(bkz: straw man)
(bkz: argumentum ad hominem)
(bkz: psikolojik yansıtma) gibi durumlardan çok ''anlama sorunu'' esas konudur. bununla alakalı orijinal atasözleri de var, ancak kahvehane ağzıyla konuşmayı pek sevmem; eleman vs... gibi. hele ki karşımdaki zatı muhteremin idrak problemi ayyuka çıkmışken.
adam gelmiş halen daha mezhepçi akıl edebiyatı yapıyor. senin algı çerçeven ve verebileceğin cevabın üslubu ''örtmenim kalemimi çaldı'' şeklinde olmaktan öteye gidemeyecektir.
boş lafına da fazlaca takıldı arkadaşımız, bak benim idrakı kifayetsiz kardeşim bir itham, o ithamın pozitif yöndeki karşılığını kişinin kendinde gördüğü anlamına gelmez, biraz mantıkla çözersin, becerebilirsin yani. bu vesile ile senin boş bir adam olman -ki öylesin- benim allame olduğum iddiasıyla yola çıkmış olmam teorini doğrulamıyor. bak mustafa islamoğlu'nun çok güzel bir sözü vardır;
''insan oğlunun en kadim problemiş, anlama problemidir'' diye. işte bu tespiti ihya eden tavırlar sergilemekle kendini küçültüyorsun, çünkü hiç kimseye faydası olmayan saçmalıklarla satır harcıyoruz. mesela bir örnek;
--spoiler--
"bir defa polis demek sınırsızca işkence etme hakkını kendini bulunduran kimse demek değildir, en azından benim için öyle."
ama bu yaftalamayla "sanki" bazıları için bunun geçersiz oldğuu vurgusu var, yani seviyorsam onları böyle ama karşımda görüyorsam onaylarım diyor eleman:
--spoiler--
adam uydurabildiği kadar elementi uyduruyor, meydan geniş. hay gidinin aklı ne mübarek nimetsin sen öyle. bu tip tartışmalarda mahalle karıları gibi niyet okuyan insanların ilmi derinliğini, edebini geçtik insanlığından bile şüphe etmişimdir hep. bak o saçmalığı sen isnad ediyorsun bana ''sanki'' yazmakla sıyrılmıyorsun bu işten.
--spoiler--
hüseyin ve kerbela isimlerini bir arada gördüğünde otomatik olarak "rafizi" ağzı veren mezhepçilerin cevap vermemesi
--spoiler--
aynı kafa tam gaz devam. bu zat vahabiler konusunda ağzını doldura doldura söven bir tip. rafızinin de vahabiden hiç farkı olmadığından haberi de yok garibin. ben snaa boşuna boşsun demiyorum.
--spoiler--
zaten bu mezhepçi akıl sonra şunu söylüyor kerbela için,
"itikadi hiçbir yönü yok sadece siyasi."
--spoiler--
adam hala mezhepçilik bilmem necilik... karşısında bir şeytan yaratmış onu taşlıyor sadece. sığlık burada başlıyor zaten.

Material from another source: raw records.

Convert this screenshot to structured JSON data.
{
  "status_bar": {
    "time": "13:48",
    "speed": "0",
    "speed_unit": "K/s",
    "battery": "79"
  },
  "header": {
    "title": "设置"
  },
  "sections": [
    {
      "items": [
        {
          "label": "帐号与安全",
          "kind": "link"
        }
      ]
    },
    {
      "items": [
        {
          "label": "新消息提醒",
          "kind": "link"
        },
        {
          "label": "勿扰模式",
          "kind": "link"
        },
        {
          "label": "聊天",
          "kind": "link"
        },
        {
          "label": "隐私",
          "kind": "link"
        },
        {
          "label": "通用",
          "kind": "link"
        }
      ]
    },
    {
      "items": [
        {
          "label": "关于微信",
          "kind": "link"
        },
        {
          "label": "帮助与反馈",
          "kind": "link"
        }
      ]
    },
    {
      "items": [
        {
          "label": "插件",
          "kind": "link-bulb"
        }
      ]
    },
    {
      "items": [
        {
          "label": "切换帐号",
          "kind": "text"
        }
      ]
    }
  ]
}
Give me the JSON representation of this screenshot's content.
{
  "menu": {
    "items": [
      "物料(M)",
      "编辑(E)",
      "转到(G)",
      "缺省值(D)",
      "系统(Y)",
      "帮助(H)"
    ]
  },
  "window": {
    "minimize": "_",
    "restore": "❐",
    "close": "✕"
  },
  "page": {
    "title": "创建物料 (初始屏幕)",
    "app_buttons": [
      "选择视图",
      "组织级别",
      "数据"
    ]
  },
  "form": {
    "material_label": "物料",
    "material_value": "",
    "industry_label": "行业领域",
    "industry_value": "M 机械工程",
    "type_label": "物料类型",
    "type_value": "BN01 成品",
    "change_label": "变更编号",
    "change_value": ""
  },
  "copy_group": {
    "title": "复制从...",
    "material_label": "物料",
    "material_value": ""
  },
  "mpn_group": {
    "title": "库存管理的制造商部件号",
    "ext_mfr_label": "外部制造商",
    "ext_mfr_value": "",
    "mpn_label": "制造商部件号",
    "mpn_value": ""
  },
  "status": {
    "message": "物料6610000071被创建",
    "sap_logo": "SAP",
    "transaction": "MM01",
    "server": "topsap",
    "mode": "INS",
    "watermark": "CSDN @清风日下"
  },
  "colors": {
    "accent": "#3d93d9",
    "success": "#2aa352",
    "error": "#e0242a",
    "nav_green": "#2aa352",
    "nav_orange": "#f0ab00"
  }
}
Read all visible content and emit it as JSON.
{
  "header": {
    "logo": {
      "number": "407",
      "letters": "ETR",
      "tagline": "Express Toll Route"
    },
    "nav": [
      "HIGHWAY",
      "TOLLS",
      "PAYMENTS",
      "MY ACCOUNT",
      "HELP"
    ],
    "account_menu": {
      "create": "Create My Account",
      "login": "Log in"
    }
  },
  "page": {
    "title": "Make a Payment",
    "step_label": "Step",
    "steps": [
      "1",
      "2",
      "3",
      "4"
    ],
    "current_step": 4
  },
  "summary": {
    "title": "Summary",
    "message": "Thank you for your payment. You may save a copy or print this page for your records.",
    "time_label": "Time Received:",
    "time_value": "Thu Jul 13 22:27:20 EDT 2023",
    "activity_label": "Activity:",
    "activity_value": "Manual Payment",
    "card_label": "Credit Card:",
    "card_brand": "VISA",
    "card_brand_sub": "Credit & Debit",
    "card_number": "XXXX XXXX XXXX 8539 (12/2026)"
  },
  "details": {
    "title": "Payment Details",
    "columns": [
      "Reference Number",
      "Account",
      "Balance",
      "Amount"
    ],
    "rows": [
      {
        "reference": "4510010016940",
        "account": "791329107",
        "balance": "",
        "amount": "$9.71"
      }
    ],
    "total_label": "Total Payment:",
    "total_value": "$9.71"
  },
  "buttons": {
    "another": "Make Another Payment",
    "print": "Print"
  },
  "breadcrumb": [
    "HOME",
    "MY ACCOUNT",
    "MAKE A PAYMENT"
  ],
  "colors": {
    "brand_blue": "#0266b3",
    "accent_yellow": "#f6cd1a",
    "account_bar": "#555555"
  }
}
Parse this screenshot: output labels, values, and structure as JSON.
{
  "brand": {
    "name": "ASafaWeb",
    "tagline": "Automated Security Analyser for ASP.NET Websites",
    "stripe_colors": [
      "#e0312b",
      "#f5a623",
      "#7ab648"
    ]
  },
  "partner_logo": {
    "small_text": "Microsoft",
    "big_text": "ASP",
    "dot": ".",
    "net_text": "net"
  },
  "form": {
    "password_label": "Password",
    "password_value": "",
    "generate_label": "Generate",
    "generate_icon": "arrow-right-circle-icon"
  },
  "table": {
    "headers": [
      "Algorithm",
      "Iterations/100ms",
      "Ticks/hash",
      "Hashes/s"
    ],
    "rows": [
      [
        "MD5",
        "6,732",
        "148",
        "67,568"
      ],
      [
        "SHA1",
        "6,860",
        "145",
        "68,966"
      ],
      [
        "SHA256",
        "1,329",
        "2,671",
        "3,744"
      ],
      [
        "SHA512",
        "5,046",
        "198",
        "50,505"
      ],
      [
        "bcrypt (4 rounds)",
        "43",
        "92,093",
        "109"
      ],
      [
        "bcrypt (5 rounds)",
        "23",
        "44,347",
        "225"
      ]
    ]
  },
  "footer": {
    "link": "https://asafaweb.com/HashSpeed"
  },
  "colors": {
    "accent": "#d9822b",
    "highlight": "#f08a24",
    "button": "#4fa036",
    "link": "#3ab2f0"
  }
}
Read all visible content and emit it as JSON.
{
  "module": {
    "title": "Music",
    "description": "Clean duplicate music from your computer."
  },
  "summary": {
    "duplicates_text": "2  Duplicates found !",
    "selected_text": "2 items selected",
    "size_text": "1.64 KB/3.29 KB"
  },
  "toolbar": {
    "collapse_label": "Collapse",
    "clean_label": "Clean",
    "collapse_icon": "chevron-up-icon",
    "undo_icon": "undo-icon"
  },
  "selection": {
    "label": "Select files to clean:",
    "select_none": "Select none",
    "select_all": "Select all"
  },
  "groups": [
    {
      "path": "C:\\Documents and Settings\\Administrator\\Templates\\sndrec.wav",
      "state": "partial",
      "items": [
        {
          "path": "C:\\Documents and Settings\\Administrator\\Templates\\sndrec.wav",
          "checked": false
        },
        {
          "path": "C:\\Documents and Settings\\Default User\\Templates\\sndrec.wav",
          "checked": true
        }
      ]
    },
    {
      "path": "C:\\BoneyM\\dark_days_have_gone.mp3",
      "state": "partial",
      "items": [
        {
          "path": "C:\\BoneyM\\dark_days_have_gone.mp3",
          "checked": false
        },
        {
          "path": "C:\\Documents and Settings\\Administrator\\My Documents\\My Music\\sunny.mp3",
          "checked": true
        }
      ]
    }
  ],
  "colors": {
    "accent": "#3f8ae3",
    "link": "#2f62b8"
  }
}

e madem soralım, bilmediğimiz varsa öğrenelim, huseyn'in kerbela'daki duruşunun itikadi ne yönü vardır. adalet, barış vs'nin dışında itikadi bir boyutu var ise bilelim. eğer ki itikadi boyuttan kastımın ne olduğunu anlayabilecekse şayet. tekrardan yineliyorum, huseyn'in kerbela'daki konumu siyasidir. bugünün müslümanlarına verebileceği tek ders sıradan bir kahramanlık, feraset dersi olabilir. bunun haricinde kimsenin ahiretinden ya da dünyasından ne bir şey alır, ne bir şey katar.
şunları sıralayana kadar, (bkz: anlama sorunu) konusunu çözersen daha iiy olur, emeklemeden yürünmez.
ayrıca hayatımda çerçevesi bu kadar sakız gibi sağa sola çevrilen ve bu kadar saçma bağıntıları kurabilen bir adamla tartıştığım bu ikinci seferdir. itham konusunda fazlaca antrenmanlıyız zaten.
ama zırcahil bir adamın alttan girip üstten çıkarak aklınca ''ayar'' verdiğini sanması fazlaca garip bir durum. çünkü adam daha ne yazdığını neyi nereye bağladığını bilmiyor, yaz allah yaz... allah izan nasip etsin senin gibilere.